On Tue, Jun 3, 2008 at 5:19 PM, Daniel Walker <daniel.j.walker@gmail.com> wrote:
The reason result_of couldn't deduce argument dependent return types for nullary invocations in C++98 is that according to the heuristic only the result_type member is checked for nullary calls, and for non-nullary calls if the result_type is present, result<> is never checked. So, you can't have both.
Thanks Daniel and Tobias for you explanation. Now this point it's clear to me. Here it is another undocumented behaviour of boost::fusion. Did you know that dereferencing a fusion iterator to a mpl sequence causes a duplication of the pointed object?
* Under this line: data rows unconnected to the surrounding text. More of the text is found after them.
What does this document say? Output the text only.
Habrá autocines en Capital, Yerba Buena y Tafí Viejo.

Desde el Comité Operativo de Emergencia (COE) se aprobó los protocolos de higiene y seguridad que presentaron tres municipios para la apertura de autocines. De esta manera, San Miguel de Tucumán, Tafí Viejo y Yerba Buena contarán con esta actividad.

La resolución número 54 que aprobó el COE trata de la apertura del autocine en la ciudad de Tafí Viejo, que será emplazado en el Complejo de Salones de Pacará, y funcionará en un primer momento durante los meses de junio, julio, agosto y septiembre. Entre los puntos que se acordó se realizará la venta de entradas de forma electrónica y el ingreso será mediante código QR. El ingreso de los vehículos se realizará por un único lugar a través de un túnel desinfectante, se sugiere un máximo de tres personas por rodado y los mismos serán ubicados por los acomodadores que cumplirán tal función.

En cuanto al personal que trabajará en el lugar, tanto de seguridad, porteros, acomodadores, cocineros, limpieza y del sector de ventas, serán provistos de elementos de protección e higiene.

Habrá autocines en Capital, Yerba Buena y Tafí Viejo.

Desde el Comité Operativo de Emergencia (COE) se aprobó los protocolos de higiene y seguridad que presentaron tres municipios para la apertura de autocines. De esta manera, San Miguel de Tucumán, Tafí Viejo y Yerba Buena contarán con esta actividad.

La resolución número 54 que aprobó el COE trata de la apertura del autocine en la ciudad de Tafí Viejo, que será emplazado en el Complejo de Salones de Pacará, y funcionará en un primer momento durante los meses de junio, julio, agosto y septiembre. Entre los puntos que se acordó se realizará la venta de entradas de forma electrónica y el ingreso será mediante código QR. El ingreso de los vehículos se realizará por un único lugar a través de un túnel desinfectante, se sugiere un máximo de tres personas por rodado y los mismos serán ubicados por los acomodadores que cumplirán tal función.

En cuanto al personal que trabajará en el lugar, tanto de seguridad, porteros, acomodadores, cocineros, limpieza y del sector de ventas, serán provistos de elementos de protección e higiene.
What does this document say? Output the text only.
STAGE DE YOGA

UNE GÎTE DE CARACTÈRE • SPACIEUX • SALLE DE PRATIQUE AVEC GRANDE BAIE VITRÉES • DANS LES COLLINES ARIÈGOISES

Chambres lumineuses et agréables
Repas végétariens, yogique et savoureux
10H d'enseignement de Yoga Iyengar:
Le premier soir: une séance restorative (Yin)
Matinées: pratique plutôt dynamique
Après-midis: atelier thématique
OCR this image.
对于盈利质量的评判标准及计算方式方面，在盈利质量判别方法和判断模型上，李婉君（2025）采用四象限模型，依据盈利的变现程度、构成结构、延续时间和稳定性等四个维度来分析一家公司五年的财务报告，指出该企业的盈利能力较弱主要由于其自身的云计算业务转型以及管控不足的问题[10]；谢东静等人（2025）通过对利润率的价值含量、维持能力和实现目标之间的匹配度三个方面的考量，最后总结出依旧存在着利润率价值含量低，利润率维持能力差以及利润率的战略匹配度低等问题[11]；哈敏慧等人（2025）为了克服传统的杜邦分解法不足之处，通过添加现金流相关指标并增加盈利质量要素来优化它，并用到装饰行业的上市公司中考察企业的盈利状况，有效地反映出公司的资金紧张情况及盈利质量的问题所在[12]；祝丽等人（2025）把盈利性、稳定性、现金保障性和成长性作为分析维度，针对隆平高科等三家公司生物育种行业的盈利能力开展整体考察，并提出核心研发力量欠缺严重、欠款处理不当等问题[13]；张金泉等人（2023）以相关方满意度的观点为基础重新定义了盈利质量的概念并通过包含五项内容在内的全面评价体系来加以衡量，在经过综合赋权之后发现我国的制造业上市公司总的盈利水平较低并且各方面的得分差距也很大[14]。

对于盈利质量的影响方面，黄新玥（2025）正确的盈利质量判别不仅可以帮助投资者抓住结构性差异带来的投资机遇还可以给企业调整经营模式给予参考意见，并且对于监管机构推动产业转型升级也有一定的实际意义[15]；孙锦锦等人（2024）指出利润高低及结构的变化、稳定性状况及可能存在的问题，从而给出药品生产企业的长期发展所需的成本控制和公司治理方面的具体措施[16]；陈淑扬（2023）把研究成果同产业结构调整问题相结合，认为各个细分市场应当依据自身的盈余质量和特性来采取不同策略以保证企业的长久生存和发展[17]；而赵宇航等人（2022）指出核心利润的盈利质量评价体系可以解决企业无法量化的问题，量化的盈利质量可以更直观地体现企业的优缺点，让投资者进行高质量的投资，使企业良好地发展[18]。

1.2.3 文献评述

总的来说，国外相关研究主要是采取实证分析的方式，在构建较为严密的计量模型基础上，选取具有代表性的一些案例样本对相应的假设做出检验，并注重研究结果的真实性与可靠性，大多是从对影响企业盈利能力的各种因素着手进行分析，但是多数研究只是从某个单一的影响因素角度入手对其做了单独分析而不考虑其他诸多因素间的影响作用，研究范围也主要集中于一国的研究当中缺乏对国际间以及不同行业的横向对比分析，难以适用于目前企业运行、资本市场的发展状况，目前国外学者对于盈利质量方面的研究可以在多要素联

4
Following the test code: static int cnt = 0; struct Test { Test() { cnt++; } }; using namespace boost::fusion; int main(int, char**) { typedef boost::mpl::vector<Test,Test> Mpl_vec; Mpl_vec mpl_vec; result_of::begin<Mpl_vec>::type iter = begin(mpl_vec); cout << cnt << endl; // prints 0 deref(iter); cout << cnt << endl; // prints 1 *iter; cout << cnt << endl; // prints 2 return 0; } I found this while traversing a sequence with fusion::for_each because code started to create a lot of copies of the sequence elements, indeed the whole sequence is duplicated each time it's traversed with fusion::for_each !! Is this foreseen or it's a bug. Thanks Marco BTW dereferencing an iterator to a fusion sequence does not show this behaviour and does not copy anything.